What Traits Does a UI/UX Designer Need?

What Traits Does a UI/UX Designer Need?

By David Chavez, January 19, 2017      Categories: Software Development Process      Tags: , , , , ,

Flexibility, Attention to User Needs, Constant Learning

Graphic Designer David Chávez has been helping software development teams deliver custom apps and websites for the last four years as part of GAP’s near-shore development team in Costa Rica. Originally an art major in college, Chávez came to the world of web and application development from a small advertising company that dabbled in website design.

UI-UX Designer Traits

What are key traits for a UI/UX developer? David Chavez shares his ideas and vision gained as part of GAP’s software development team.

“I got interested in web design and application design, but I had to learn a lot to become the team member I am today,” he says. “As a user interface (UI) or user experience (UX) designer, you have to really understand the limits of the app or the website, as well as how users want or expect it to work. It isn’t just about making something attractive – it has to be functional, too.”

Step-by-step Planning is Paramount in UI/UX Design
Chávez works with developers in Argentina, Colombia, Costa Rica, and the U.S. and with a range of U.S. based clients. Sometimes, he’s assigned to as many as three development projects at a time.
“You can never forget that the user is the final determinant of how the app or website will be used. It isn’t just about making something that looks good, there are specific requirements that Google has for Android applications, or Apple has for iPhone and iPad apps – but even if you understand those requirements, the most important thing is to make sure that nothing in your design puts up a barrier between the user and completing their task. Whether it’s making an online purchase or filing a report, whatever the user wants to achieve has to be simple, easy, and somewhat obvious,” Chávez adds.
He says that it’s vital to follow the correct steps in the process:

  • Gather documentation
  • Develop a sitemap
  • Define user profiles (personas)
  • Create a flow application map
  • Build the wireframes
  • Prototype and user test your designs

The importance of usability and heuristic evaluation can’t be overstated according to Chávez.

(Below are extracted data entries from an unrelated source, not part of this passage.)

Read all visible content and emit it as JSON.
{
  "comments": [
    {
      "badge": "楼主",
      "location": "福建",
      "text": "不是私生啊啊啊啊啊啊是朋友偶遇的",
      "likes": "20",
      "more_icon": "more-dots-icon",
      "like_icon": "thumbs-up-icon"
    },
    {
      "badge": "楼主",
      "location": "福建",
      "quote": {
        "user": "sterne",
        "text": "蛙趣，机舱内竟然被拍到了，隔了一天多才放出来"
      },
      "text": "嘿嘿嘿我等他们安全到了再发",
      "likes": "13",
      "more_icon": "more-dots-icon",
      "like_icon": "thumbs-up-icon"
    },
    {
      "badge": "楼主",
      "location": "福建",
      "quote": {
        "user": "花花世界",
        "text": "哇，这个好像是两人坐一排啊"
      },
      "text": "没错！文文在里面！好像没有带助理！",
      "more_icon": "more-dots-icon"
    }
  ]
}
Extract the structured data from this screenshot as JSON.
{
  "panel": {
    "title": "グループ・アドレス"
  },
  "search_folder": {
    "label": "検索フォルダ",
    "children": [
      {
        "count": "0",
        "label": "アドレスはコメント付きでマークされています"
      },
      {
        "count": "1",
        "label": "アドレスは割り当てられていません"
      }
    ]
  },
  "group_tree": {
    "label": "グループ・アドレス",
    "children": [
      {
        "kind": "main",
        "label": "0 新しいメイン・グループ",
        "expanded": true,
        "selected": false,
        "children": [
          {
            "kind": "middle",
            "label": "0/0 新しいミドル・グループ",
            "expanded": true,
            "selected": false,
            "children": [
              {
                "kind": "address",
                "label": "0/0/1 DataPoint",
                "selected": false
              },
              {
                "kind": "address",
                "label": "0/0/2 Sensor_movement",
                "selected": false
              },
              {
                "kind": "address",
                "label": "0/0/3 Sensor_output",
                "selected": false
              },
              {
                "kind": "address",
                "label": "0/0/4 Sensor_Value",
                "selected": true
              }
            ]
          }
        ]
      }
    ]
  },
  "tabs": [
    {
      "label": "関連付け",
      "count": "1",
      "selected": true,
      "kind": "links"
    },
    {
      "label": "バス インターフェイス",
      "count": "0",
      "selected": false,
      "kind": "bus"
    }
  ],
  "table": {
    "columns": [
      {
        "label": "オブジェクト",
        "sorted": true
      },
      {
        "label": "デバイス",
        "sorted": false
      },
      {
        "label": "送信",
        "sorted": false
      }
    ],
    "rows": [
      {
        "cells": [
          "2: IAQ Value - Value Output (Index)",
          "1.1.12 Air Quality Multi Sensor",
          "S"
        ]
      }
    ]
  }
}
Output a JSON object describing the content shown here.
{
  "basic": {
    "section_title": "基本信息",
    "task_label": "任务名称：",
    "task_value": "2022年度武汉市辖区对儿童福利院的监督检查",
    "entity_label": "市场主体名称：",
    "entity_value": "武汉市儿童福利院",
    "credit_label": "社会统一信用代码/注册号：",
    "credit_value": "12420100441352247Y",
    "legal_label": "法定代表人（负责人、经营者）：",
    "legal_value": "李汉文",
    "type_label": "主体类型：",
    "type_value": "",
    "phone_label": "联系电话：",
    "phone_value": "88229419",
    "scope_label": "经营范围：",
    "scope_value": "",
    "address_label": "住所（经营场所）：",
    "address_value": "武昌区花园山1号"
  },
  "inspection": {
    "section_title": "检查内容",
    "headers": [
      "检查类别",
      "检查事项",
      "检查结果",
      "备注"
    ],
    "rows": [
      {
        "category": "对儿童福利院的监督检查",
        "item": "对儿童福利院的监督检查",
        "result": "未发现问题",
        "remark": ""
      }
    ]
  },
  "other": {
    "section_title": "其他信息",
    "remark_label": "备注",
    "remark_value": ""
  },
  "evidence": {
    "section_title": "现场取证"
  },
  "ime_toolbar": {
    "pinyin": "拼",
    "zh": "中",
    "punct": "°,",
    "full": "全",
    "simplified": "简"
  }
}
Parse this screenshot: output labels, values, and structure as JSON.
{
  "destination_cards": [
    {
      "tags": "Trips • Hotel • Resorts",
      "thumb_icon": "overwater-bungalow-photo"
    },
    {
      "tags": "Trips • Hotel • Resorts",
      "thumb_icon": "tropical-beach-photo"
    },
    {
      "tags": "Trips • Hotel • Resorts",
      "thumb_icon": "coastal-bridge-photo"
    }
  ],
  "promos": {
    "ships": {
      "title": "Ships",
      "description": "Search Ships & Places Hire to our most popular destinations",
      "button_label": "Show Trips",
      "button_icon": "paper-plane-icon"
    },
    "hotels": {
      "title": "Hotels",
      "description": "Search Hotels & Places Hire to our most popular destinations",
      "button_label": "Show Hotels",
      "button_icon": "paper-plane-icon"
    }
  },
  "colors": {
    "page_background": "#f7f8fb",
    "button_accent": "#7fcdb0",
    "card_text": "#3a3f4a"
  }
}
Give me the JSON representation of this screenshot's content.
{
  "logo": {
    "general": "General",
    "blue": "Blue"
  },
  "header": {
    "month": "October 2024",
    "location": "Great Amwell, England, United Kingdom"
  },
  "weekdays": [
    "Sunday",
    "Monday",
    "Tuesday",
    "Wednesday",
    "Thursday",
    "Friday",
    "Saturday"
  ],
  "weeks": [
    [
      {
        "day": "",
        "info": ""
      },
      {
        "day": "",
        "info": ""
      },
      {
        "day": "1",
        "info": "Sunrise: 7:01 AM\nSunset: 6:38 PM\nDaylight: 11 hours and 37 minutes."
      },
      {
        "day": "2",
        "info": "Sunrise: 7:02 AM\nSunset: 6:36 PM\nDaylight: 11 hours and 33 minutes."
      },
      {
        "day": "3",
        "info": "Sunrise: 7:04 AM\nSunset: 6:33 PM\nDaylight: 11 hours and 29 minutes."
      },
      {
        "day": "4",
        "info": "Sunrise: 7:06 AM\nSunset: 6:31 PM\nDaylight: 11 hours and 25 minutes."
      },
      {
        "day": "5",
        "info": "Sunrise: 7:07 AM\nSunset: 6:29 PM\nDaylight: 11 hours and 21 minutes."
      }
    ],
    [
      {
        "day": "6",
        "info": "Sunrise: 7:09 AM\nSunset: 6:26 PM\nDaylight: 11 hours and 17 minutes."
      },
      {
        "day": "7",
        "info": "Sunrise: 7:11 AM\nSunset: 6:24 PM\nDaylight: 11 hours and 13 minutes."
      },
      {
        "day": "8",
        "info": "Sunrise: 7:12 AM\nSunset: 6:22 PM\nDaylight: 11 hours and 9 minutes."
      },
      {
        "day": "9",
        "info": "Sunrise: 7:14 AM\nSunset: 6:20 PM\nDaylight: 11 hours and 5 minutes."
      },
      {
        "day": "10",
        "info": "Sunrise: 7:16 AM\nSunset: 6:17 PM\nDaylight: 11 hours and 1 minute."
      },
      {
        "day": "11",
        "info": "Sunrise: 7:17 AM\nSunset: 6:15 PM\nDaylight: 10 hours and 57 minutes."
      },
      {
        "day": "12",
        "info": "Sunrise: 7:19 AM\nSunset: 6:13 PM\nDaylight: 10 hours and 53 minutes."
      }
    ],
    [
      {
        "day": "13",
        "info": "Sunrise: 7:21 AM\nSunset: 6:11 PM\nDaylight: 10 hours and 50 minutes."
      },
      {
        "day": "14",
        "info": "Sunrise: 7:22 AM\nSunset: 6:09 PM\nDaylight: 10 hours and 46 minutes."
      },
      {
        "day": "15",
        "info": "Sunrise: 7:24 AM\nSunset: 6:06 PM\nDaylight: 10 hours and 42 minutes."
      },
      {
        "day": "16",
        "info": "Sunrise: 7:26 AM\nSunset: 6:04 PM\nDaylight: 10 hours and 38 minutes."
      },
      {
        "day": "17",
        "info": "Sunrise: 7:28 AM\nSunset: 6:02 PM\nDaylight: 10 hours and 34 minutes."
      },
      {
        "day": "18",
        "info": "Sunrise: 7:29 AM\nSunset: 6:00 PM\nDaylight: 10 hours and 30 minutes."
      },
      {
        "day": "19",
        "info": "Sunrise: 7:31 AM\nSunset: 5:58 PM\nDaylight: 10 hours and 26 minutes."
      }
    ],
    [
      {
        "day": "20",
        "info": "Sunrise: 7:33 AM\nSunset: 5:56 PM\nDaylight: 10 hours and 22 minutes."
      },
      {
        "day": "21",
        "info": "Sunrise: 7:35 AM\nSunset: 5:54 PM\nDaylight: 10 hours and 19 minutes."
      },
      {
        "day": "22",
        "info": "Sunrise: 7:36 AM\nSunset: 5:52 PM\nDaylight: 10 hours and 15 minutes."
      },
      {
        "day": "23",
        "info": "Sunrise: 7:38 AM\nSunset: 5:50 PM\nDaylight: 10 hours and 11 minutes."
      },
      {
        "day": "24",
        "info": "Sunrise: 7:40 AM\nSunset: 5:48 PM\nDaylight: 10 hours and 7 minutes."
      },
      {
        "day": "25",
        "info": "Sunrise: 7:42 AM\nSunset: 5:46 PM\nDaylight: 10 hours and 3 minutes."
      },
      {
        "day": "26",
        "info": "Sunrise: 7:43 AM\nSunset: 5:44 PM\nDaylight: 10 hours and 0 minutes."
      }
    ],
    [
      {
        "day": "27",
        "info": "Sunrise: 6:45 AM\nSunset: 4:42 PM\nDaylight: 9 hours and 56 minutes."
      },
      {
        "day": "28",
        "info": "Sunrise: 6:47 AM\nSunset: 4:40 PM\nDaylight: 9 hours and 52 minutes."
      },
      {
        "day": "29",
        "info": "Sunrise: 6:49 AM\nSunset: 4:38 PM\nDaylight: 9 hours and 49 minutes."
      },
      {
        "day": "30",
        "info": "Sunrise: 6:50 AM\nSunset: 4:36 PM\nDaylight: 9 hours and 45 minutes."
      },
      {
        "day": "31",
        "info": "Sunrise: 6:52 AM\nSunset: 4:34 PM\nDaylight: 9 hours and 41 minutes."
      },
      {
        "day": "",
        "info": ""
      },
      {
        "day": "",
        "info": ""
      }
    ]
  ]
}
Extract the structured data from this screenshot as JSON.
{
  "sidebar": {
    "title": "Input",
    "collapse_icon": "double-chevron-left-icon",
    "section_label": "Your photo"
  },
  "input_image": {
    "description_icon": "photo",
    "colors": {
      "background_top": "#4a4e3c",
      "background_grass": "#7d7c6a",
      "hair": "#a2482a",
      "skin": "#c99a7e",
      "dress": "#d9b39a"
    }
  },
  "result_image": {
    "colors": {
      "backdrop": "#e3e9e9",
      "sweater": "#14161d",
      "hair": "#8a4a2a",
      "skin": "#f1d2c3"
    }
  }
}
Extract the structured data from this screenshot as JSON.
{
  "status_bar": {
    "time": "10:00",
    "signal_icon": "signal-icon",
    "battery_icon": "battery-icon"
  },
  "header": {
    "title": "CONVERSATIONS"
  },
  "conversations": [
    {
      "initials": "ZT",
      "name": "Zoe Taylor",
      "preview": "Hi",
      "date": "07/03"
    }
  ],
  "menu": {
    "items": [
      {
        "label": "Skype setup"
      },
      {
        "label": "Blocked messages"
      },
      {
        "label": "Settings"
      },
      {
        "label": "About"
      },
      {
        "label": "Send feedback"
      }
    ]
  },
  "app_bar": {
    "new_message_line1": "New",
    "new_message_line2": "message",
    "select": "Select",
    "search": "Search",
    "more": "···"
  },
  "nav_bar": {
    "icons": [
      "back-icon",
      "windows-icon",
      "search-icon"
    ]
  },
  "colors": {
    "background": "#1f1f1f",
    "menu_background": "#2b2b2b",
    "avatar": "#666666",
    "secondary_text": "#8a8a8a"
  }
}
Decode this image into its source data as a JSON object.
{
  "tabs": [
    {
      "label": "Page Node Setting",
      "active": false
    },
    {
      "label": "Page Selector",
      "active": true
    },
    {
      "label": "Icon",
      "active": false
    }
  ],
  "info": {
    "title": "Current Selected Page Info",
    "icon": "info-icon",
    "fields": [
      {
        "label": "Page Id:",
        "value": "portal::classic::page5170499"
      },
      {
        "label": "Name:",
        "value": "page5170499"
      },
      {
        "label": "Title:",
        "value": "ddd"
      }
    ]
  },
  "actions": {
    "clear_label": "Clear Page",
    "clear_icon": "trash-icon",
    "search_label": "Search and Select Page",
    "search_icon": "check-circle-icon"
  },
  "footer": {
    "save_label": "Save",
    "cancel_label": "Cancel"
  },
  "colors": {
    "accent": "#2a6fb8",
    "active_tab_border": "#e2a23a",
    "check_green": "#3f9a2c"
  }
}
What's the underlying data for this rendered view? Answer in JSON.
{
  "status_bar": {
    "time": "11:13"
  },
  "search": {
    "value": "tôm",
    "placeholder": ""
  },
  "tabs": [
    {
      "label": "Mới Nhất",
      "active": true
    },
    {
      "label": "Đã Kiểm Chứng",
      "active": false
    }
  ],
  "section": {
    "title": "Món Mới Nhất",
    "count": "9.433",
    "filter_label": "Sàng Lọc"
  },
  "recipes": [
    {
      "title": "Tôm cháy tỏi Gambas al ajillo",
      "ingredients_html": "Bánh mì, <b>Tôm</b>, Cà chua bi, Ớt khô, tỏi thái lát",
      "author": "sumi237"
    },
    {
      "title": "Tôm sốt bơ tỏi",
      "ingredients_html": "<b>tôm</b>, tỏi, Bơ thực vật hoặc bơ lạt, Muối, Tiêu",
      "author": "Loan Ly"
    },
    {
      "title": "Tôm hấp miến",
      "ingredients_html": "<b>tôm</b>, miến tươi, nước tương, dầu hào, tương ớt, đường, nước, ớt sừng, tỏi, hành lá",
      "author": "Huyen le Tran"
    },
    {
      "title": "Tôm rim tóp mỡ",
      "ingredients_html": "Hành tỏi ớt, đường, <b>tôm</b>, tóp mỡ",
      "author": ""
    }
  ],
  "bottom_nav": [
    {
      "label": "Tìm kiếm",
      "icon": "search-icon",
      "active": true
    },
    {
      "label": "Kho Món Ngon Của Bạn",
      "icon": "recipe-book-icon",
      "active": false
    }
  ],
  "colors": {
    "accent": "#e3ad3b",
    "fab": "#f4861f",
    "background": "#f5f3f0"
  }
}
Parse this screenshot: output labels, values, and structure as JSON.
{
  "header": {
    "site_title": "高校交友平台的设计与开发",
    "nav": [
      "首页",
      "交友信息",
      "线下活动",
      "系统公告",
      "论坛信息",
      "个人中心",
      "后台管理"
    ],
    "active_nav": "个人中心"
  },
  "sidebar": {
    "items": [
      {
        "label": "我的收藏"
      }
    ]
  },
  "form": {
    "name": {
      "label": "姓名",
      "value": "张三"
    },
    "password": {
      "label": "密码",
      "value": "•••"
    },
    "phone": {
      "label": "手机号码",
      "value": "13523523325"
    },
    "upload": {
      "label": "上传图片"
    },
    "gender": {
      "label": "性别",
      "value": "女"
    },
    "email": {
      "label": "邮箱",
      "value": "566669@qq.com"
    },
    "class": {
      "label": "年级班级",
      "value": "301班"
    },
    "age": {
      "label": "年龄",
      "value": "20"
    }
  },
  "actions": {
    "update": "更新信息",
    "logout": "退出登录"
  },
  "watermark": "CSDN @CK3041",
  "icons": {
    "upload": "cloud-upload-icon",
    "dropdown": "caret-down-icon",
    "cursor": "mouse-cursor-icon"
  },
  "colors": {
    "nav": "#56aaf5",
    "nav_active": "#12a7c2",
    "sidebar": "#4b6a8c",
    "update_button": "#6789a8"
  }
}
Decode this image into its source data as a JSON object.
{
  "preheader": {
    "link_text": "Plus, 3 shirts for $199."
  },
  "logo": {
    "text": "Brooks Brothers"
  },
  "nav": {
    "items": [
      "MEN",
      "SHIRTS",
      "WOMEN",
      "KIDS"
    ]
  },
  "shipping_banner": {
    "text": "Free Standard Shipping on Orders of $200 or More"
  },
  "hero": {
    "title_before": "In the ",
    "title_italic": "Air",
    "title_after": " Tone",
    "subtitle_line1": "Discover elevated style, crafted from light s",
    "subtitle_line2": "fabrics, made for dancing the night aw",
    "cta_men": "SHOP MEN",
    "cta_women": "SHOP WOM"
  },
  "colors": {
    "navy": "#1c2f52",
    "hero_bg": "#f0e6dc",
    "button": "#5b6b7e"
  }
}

He likes being part of the process from the beginning, participating in daily scrums or stand-up meetings, and playing a role in the software development process as soon as the client’s requirements are defined. “Constant communication with the client, the final users, and the developers is critical. This isn’t a job where you go off and create in a vacuum. You have to be part of the team, and keep the user’s needs in mind at all times.”

What it Takes to Be Great UI/UX Designer
Chávez says that the biggest difference between being an artist or graphic designer and being a UI/UX designer is that there is no place for ego in web development and design. “In this job, you have to know how to deal with changes and new features, especially in Agile projects where the pace can be dizzying,” he explains. “There’s no room for a big ego. Your job isn’t to please yourself. It’s to deliver something that works for the users and the client. It isn’t about making something pretty, although an attractive design is always preferable. It’s about making it functional.”

His advice for anyone considering a career in UI/UX design is straightforward. “Humility goes a long way towards success in this field. Get rid of the ego monster. Learn to be adaptable, and to take feedback as a way to improve your work.” After that, he says the keys to success in the field include:

  • Explaining your decisions, and how they help the user
  • Making your design points clearly and concisely
  • Listening to what the client, developers and users have to say
  • Adapting your designs to make them more practical and functional

Much of the work that Chávez does as part of the GAP near-shore development team is to design for mobile devices. He specializes in mobile devices, so it’s important to him that all of his designs not only meet the specifications Google or Apple provides for apps on its mobile platform but are scalable for other devices.

“You have to update your knowledge on a daily basis. New things come up every second in digital media,” he explains. “You have to be willing to be learning constantly.”

Chávez says that over the past four years he’s learned to savor the satisfaction of delivering an application to the client and they really like the final outcome. “I never get over the thrill of seeing the application that I helped to create in the app store or published live on the web.”